Some thought-spaghetti for you. My toilet is God’s telephone, potatoes are chocolate.
Why do people love to cluster around outlandish propositions? Why are we basing laws on this new premise that changing the meanings of words alters material reality, when we can plainly observe that it does not?
This morning I realized my toilet bowl is a direct conduit to God. By some weird cosmic accident, I can hear the voice of God whispering from my toilet, like holding a shell to your ear at the beach. If I can get two or three other people to believe me, will more join in?
Anyone who questions the prophecies of my toilet bowl is an intolerant bigot. I can start collecting money from true believers, and this is starting to sound like a good idea.
This is normal behavior for our species. A way to organize into angry clusters so we can throw rocks at the other guys. I guess that serves an important function (?) or at least satisfies our apparent need to socially stratify.
But what I DON’T get is why the central unifying thing is always a ludicrous idea. The more ludicrous and impossible to prove, the better. A man in the sky, an innate sense of “gender”.
Why don’t people unify and get this angry about things that can actually be observed? Imagine if all the plumbers and electricians unions waged bloody war against each other because one group spent a lot of time observing water flowing through pipes and the other group observes electricity flowing through wires.
Is it because things that can be actually observed are harder to argue about? People can argue endlessly about what God said, because nobody can actually see him or get him on the phone to issue an official statement. But we can all use objective measures to observe material reality, so at some point there is not much to argue about. Right?
But wait, what about the female penis? What was before known as the male reproductive organ, a thing that can be observed, can now be argued about, because someone decided that renaming objects alters reality, even though it clearly does not.
A man who puts on a dress becomes a woman, not because material reality has changed, but because we can reassign the meaning of words. So a woman can now be anyone who says they’re a woman. Or a chair. A chair could be a woman because we can simply change the meaning of woman to: Adult human female, or anyone who has an internal sense of being a woman, and furniture designed for sitting on.

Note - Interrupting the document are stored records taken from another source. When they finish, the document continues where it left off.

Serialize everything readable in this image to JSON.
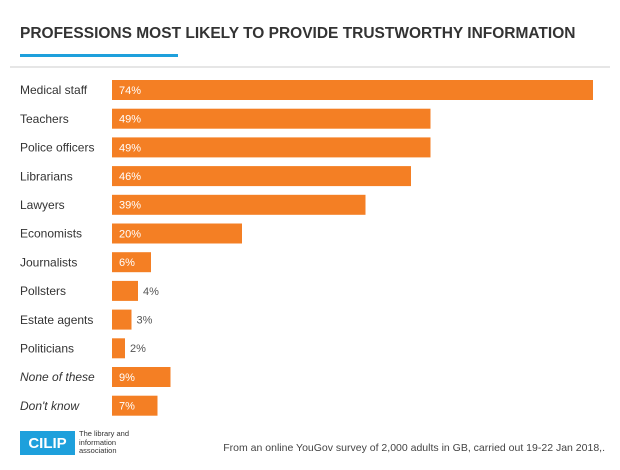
{
  "chart_data": {
    "type": "bar",
    "orientation": "horizontal",
    "title": "PROFESSIONS MOST LIKELY TO PROVIDE TRUSTWORTHY INFORMATION",
    "categories": [
      "Medical staff",
      "Teachers",
      "Police officers",
      "Librarians",
      "Lawyers",
      "Economists",
      "Journalists",
      "Pollsters",
      "Estate agents",
      "Politicians",
      "None of these",
      "Don't know"
    ],
    "category_styles": [
      "normal",
      "normal",
      "normal",
      "normal",
      "normal",
      "normal",
      "normal",
      "normal",
      "normal",
      "normal",
      "italic",
      "italic"
    ],
    "values": [
      74,
      49,
      49,
      46,
      39,
      20,
      6,
      4,
      3,
      2,
      9,
      7
    ],
    "value_labels": [
      "74%",
      "49%",
      "49%",
      "46%",
      "39%",
      "20%",
      "6%",
      "4%",
      "3%",
      "2%",
      "9%",
      "7%"
    ],
    "color": "#f47f24",
    "logo": {
      "name": "CILIP",
      "tagline": "The library and information association"
    },
    "source": "From an online YouGov survey of 2,000 adults in GB, carried out 19-22 Jan 2018,."
  }
}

Therefore, if I take the wrapper off a chocolate bar and wrap it around a potato, the potato is now a chocolate bar. I actually tried this experiment at home and it worked.

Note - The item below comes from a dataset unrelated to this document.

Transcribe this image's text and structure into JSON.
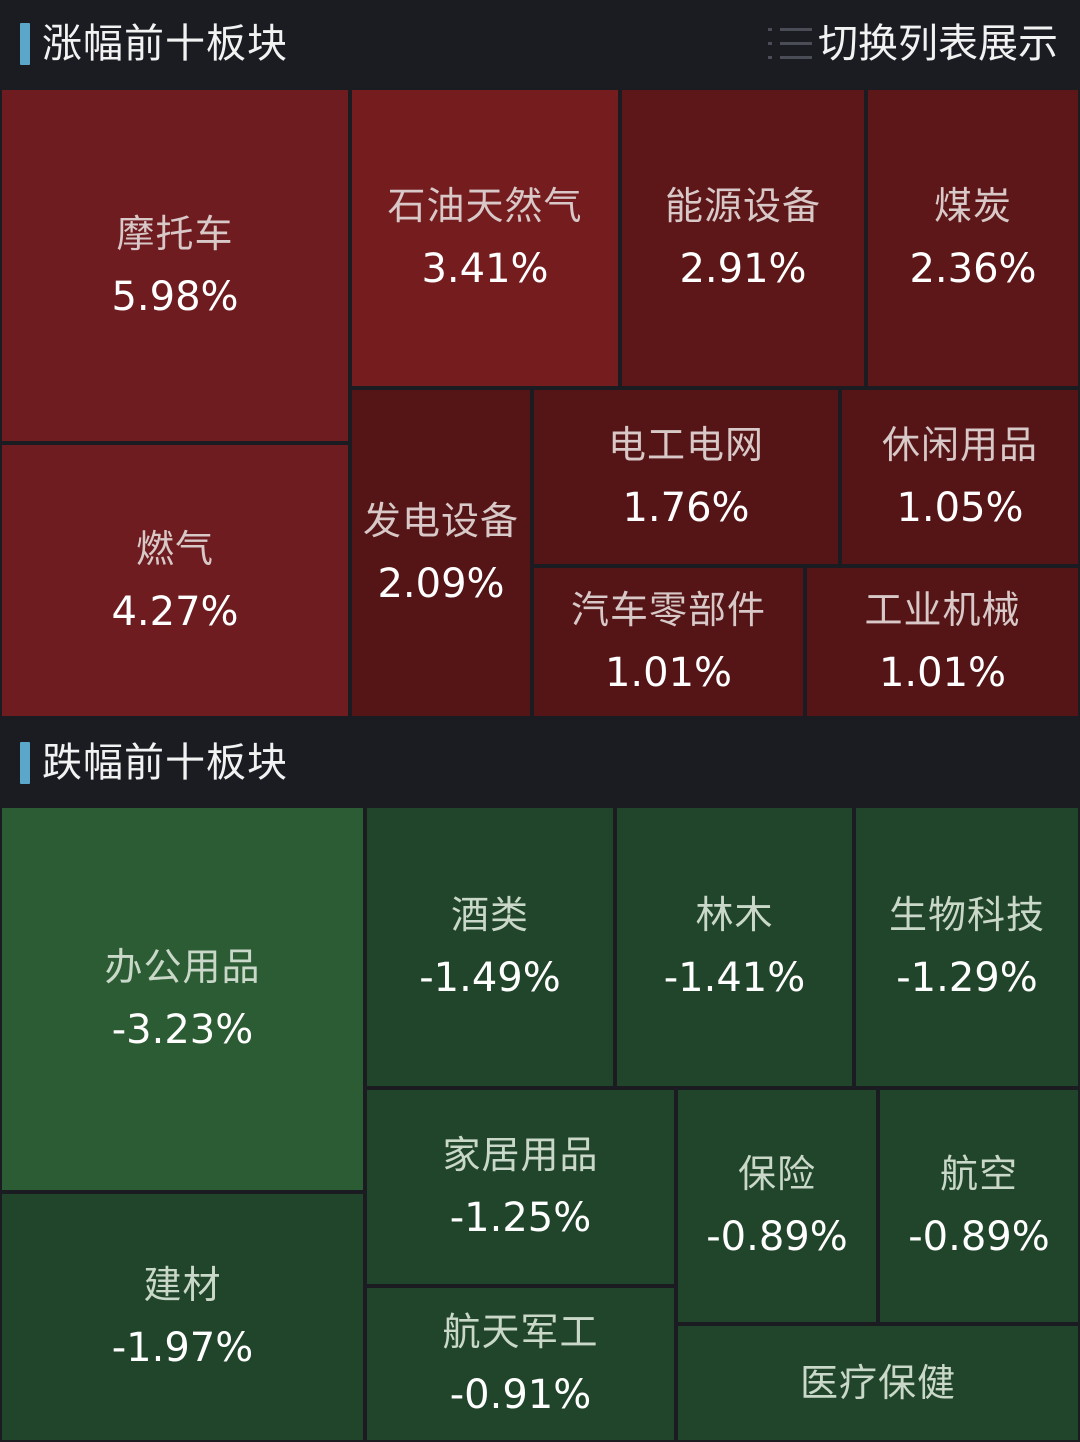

You know what sounds like? It reminds me of a conversation I would have with myself in my head if I smoked too much pot after sneaking out of gym class in 9th grade.

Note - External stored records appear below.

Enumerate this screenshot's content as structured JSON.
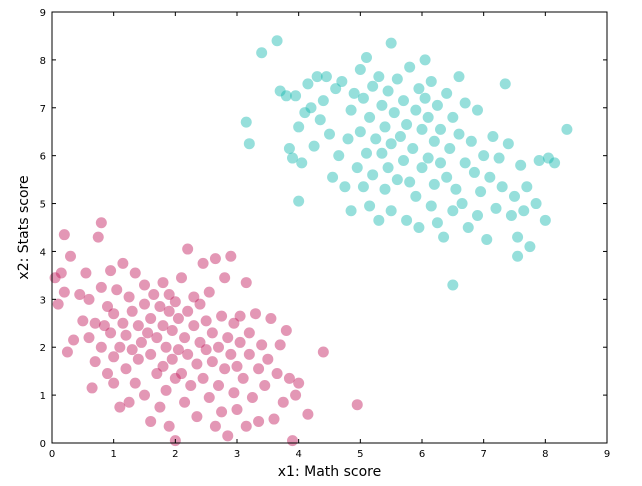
{
  "chart_data": {
    "type": "scatter",
    "title": "",
    "xlabel": "x1: Math score",
    "ylabel": "x2: Stats score",
    "xlim": [
      0,
      9
    ],
    "ylim": [
      0,
      9
    ],
    "xticks": [
      "0",
      "1",
      "2",
      "3",
      "4",
      "5",
      "6",
      "7",
      "8",
      "9"
    ],
    "yticks": [
      "0",
      "1",
      "2",
      "3",
      "4",
      "5",
      "6",
      "7",
      "8",
      "9"
    ],
    "grid": false,
    "legend": "none",
    "series": [
      {
        "color": "#c0185c",
        "points": [
          [
            0.05,
            3.45
          ],
          [
            0.1,
            2.9
          ],
          [
            0.15,
            3.55
          ],
          [
            0.2,
            4.35
          ],
          [
            0.2,
            3.15
          ],
          [
            0.3,
            3.9
          ],
          [
            0.25,
            1.9
          ],
          [
            0.35,
            2.15
          ],
          [
            0.45,
            3.1
          ],
          [
            0.5,
            2.55
          ],
          [
            0.55,
            3.55
          ],
          [
            0.6,
            2.2
          ],
          [
            0.6,
            3.0
          ],
          [
            0.65,
            1.15
          ],
          [
            0.7,
            1.7
          ],
          [
            0.7,
            2.5
          ],
          [
            0.75,
            4.3
          ],
          [
            0.8,
            3.25
          ],
          [
            0.8,
            2.0
          ],
          [
            0.8,
            4.6
          ],
          [
            0.85,
            2.45
          ],
          [
            0.9,
            1.45
          ],
          [
            0.9,
            2.85
          ],
          [
            0.95,
            3.6
          ],
          [
            0.95,
            2.3
          ],
          [
            1.0,
            1.8
          ],
          [
            1.0,
            2.7
          ],
          [
            1.0,
            1.25
          ],
          [
            1.05,
            3.2
          ],
          [
            1.1,
            2.0
          ],
          [
            1.1,
            0.75
          ],
          [
            1.15,
            2.5
          ],
          [
            1.15,
            3.75
          ],
          [
            1.2,
            1.55
          ],
          [
            1.2,
            2.25
          ],
          [
            1.25,
            3.05
          ],
          [
            1.25,
            0.85
          ],
          [
            1.3,
            1.95
          ],
          [
            1.3,
            2.75
          ],
          [
            1.35,
            1.25
          ],
          [
            1.35,
            3.55
          ],
          [
            1.4,
            2.45
          ],
          [
            1.4,
            1.75
          ],
          [
            1.45,
            2.1
          ],
          [
            1.5,
            3.3
          ],
          [
            1.5,
            1.0
          ],
          [
            1.5,
            2.9
          ],
          [
            1.55,
            2.3
          ],
          [
            1.6,
            1.85
          ],
          [
            1.6,
            2.6
          ],
          [
            1.6,
            0.45
          ],
          [
            1.65,
            3.1
          ],
          [
            1.7,
            1.45
          ],
          [
            1.7,
            2.2
          ],
          [
            1.75,
            2.85
          ],
          [
            1.75,
            0.75
          ],
          [
            1.8,
            1.6
          ],
          [
            1.8,
            3.35
          ],
          [
            1.8,
            2.45
          ],
          [
            1.85,
            2.0
          ],
          [
            1.85,
            1.1
          ],
          [
            1.9,
            2.75
          ],
          [
            1.9,
            0.35
          ],
          [
            1.9,
            3.1
          ],
          [
            1.95,
            1.75
          ],
          [
            1.95,
            2.35
          ],
          [
            2.0,
            2.95
          ],
          [
            2.0,
            1.35
          ],
          [
            2.0,
            0.05
          ],
          [
            2.05,
            2.6
          ],
          [
            2.05,
            1.95
          ],
          [
            2.1,
            3.45
          ],
          [
            2.1,
            1.45
          ],
          [
            2.15,
            2.2
          ],
          [
            2.15,
            0.85
          ],
          [
            2.2,
            2.75
          ],
          [
            2.2,
            1.85
          ],
          [
            2.2,
            4.05
          ],
          [
            2.25,
            1.2
          ],
          [
            2.3,
            2.45
          ],
          [
            2.3,
            3.05
          ],
          [
            2.35,
            1.65
          ],
          [
            2.35,
            0.55
          ],
          [
            2.4,
            2.1
          ],
          [
            2.4,
            2.9
          ],
          [
            2.45,
            1.35
          ],
          [
            2.45,
            3.75
          ],
          [
            2.5,
            1.95
          ],
          [
            2.5,
            2.55
          ],
          [
            2.55,
            0.95
          ],
          [
            2.55,
            3.15
          ],
          [
            2.6,
            1.7
          ],
          [
            2.6,
            2.3
          ],
          [
            2.65,
            0.35
          ],
          [
            2.65,
            3.85
          ],
          [
            2.7,
            2.0
          ],
          [
            2.7,
            1.2
          ],
          [
            2.75,
            2.65
          ],
          [
            2.75,
            0.65
          ],
          [
            2.8,
            1.55
          ],
          [
            2.8,
            3.45
          ],
          [
            2.85,
            2.2
          ],
          [
            2.85,
            0.15
          ],
          [
            2.9,
            1.85
          ],
          [
            2.9,
            3.9
          ],
          [
            2.95,
            2.5
          ],
          [
            2.95,
            1.05
          ],
          [
            3.0,
            1.6
          ],
          [
            3.0,
            0.7
          ],
          [
            3.05,
            2.1
          ],
          [
            3.05,
            2.65
          ],
          [
            3.1,
            1.35
          ],
          [
            3.15,
            3.35
          ],
          [
            3.15,
            0.35
          ],
          [
            3.2,
            1.85
          ],
          [
            3.2,
            2.3
          ],
          [
            3.25,
            0.95
          ],
          [
            3.3,
            2.7
          ],
          [
            3.35,
            1.55
          ],
          [
            3.35,
            0.45
          ],
          [
            3.4,
            2.05
          ],
          [
            3.45,
            1.2
          ],
          [
            3.5,
            1.75
          ],
          [
            3.55,
            2.6
          ],
          [
            3.6,
            0.5
          ],
          [
            3.65,
            1.45
          ],
          [
            3.7,
            2.05
          ],
          [
            3.75,
            0.85
          ],
          [
            3.8,
            2.35
          ],
          [
            3.85,
            1.35
          ],
          [
            3.9,
            0.05
          ],
          [
            3.95,
            1.0
          ],
          [
            4.0,
            1.25
          ],
          [
            4.15,
            0.6
          ],
          [
            4.4,
            1.9
          ],
          [
            4.95,
            0.8
          ]
        ]
      },
      {
        "color": "#17b8b0",
        "points": [
          [
            3.15,
            6.7
          ],
          [
            3.2,
            6.25
          ],
          [
            3.4,
            8.15
          ],
          [
            3.65,
            8.4
          ],
          [
            3.7,
            7.35
          ],
          [
            3.8,
            7.25
          ],
          [
            3.85,
            6.15
          ],
          [
            3.9,
            5.95
          ],
          [
            3.95,
            7.25
          ],
          [
            4.0,
            5.05
          ],
          [
            4.0,
            6.6
          ],
          [
            4.05,
            5.85
          ],
          [
            4.1,
            6.9
          ],
          [
            4.15,
            7.5
          ],
          [
            4.2,
            7.0
          ],
          [
            4.25,
            6.2
          ],
          [
            4.3,
            7.65
          ],
          [
            4.35,
            6.75
          ],
          [
            4.4,
            7.15
          ],
          [
            4.45,
            7.65
          ],
          [
            4.5,
            6.45
          ],
          [
            4.55,
            5.55
          ],
          [
            4.6,
            7.4
          ],
          [
            4.65,
            6.0
          ],
          [
            4.7,
            7.55
          ],
          [
            4.75,
            5.35
          ],
          [
            4.8,
            6.35
          ],
          [
            4.85,
            6.95
          ],
          [
            4.85,
            4.85
          ],
          [
            4.9,
            7.3
          ],
          [
            4.95,
            5.75
          ],
          [
            5.0,
            7.8
          ],
          [
            5.0,
            6.5
          ],
          [
            5.05,
            7.2
          ],
          [
            5.05,
            5.35
          ],
          [
            5.1,
            8.05
          ],
          [
            5.1,
            6.05
          ],
          [
            5.15,
            6.8
          ],
          [
            5.15,
            4.95
          ],
          [
            5.2,
            7.45
          ],
          [
            5.2,
            5.6
          ],
          [
            5.25,
            6.35
          ],
          [
            5.3,
            7.65
          ],
          [
            5.3,
            4.65
          ],
          [
            5.35,
            6.05
          ],
          [
            5.35,
            7.05
          ],
          [
            5.4,
            5.3
          ],
          [
            5.4,
            6.6
          ],
          [
            5.45,
            7.35
          ],
          [
            5.45,
            5.75
          ],
          [
            5.5,
            6.25
          ],
          [
            5.5,
            8.35
          ],
          [
            5.5,
            4.85
          ],
          [
            5.55,
            6.9
          ],
          [
            5.6,
            5.5
          ],
          [
            5.6,
            7.6
          ],
          [
            5.65,
            6.4
          ],
          [
            5.7,
            5.9
          ],
          [
            5.7,
            7.15
          ],
          [
            5.75,
            4.65
          ],
          [
            5.75,
            6.65
          ],
          [
            5.8,
            5.45
          ],
          [
            5.8,
            7.85
          ],
          [
            5.85,
            6.15
          ],
          [
            5.9,
            6.95
          ],
          [
            5.9,
            5.15
          ],
          [
            5.95,
            7.4
          ],
          [
            5.95,
            4.5
          ],
          [
            6.0,
            6.55
          ],
          [
            6.0,
            5.75
          ],
          [
            6.05,
            7.2
          ],
          [
            6.05,
            8.0
          ],
          [
            6.1,
            5.95
          ],
          [
            6.1,
            6.8
          ],
          [
            6.15,
            4.95
          ],
          [
            6.15,
            7.55
          ],
          [
            6.2,
            6.3
          ],
          [
            6.2,
            5.4
          ],
          [
            6.25,
            4.6
          ],
          [
            6.25,
            7.05
          ],
          [
            6.3,
            5.85
          ],
          [
            6.3,
            6.55
          ],
          [
            6.35,
            4.3
          ],
          [
            6.4,
            7.3
          ],
          [
            6.4,
            5.55
          ],
          [
            6.45,
            6.15
          ],
          [
            6.5,
            4.85
          ],
          [
            6.5,
            6.8
          ],
          [
            6.55,
            5.3
          ],
          [
            6.6,
            6.45
          ],
          [
            6.6,
            7.65
          ],
          [
            6.65,
            5.0
          ],
          [
            6.7,
            5.85
          ],
          [
            6.7,
            7.1
          ],
          [
            6.75,
            4.5
          ],
          [
            6.8,
            6.3
          ],
          [
            6.85,
            5.65
          ],
          [
            6.9,
            6.95
          ],
          [
            6.9,
            4.75
          ],
          [
            6.95,
            5.25
          ],
          [
            7.0,
            6.0
          ],
          [
            7.05,
            4.25
          ],
          [
            7.1,
            5.55
          ],
          [
            7.15,
            6.4
          ],
          [
            7.2,
            4.9
          ],
          [
            7.25,
            5.95
          ],
          [
            7.3,
            5.35
          ],
          [
            7.35,
            7.5
          ],
          [
            7.4,
            6.25
          ],
          [
            7.45,
            4.75
          ],
          [
            7.5,
            5.15
          ],
          [
            7.55,
            4.3
          ],
          [
            7.6,
            5.8
          ],
          [
            7.65,
            4.85
          ],
          [
            7.7,
            5.35
          ],
          [
            7.75,
            4.1
          ],
          [
            7.85,
            5.0
          ],
          [
            7.9,
            5.9
          ],
          [
            8.0,
            4.65
          ],
          [
            8.15,
            5.85
          ],
          [
            8.35,
            6.55
          ],
          [
            6.5,
            3.3
          ],
          [
            7.55,
            3.9
          ],
          [
            8.05,
            5.95
          ]
        ]
      }
    ]
  }
}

It’s alarming that world governments are making laws based on this kind of mental gobbledygook. I feel like I’m barely stupid enough to even know how to explain what is happening, because it is SO STUPID. I’m giving myself a headache.
This is why I usually stick to drawing.
Maybe I’ll make a bumper sticker that says “Changing the names of things does not alter material reality” because that seems to be the crux of the thing.
Like I can’t believe we actually have to spell this out, but people are using shit like this to diagnose children as transgender, remember the whole strawberry pop-tart argument?